We don’t like to consider the possibility that they are not newcomers to power but returnees, that the revivals that have been sweeping America with generational regularity since its inception are not flare-ups but the natural temperature of the nation. We can’t conceive of the possibility that the dupes, the saps, the fools—the believers—have been with us from the very beginning, that their story about what America once was and should be seems to some great portion of the population more compelling, more just, and more beautiful than the perfunctory processes of secular democracy. Thus we are at a loss to account for this recurring American mood.

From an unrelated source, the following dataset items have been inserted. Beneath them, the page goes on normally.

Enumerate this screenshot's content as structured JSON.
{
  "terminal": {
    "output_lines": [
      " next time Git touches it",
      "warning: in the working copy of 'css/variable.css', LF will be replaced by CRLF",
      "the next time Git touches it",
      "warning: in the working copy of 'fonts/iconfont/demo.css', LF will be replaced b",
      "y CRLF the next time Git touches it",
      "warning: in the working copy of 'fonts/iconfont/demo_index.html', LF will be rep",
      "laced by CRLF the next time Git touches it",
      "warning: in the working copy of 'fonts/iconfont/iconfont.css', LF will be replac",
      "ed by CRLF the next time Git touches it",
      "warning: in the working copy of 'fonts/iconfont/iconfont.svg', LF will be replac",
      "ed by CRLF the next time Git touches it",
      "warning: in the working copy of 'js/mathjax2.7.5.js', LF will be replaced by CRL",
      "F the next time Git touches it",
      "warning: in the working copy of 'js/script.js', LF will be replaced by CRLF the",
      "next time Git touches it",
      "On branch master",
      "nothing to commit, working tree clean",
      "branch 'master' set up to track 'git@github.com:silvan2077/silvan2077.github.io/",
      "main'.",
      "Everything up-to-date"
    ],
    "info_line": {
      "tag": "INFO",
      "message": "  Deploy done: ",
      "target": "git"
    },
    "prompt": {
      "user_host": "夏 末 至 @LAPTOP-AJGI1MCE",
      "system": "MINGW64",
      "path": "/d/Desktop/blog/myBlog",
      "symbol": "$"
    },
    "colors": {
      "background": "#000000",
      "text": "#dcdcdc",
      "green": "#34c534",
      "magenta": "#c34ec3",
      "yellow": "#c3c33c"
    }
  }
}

Is “fundamentalism” too limited a word for a belief system of such scope and intimacy? Lately, some scholars prefer “maximalism,” a term meant to convey the movement’s ambition to conform every aspect of society to God. In contemporary America—from the Cold War to the Iraq War, the period of the current incarnation’s ascendancy—that means a culture born again in the image of a Jesus strong but tender, a warrior who hates the carnage he must cause, a man-god ordinary men will follow. These are days of the sword, literally; affluent members of the movement gift one another with real blades crafted to medieval standards, a fad inspired by a bestselling book called Wild at Heart. As jargon, then, “maximalism” isn’t bad, an unintended tribute to Maximus, the fighting hero of Gladiator, which is a film celebrated in Christian manhood guides as almost supplemental scripture. But I think “fundamentalism”—coined in 1920 as self-designation by those ready to do “battle royal for the fundamentals,” hushed up now as too crude for today’s chevaliers—still strikes closest to the movement’s desire for a story that never changes, a story to redeem all that seems random, a rock upon which history can rise.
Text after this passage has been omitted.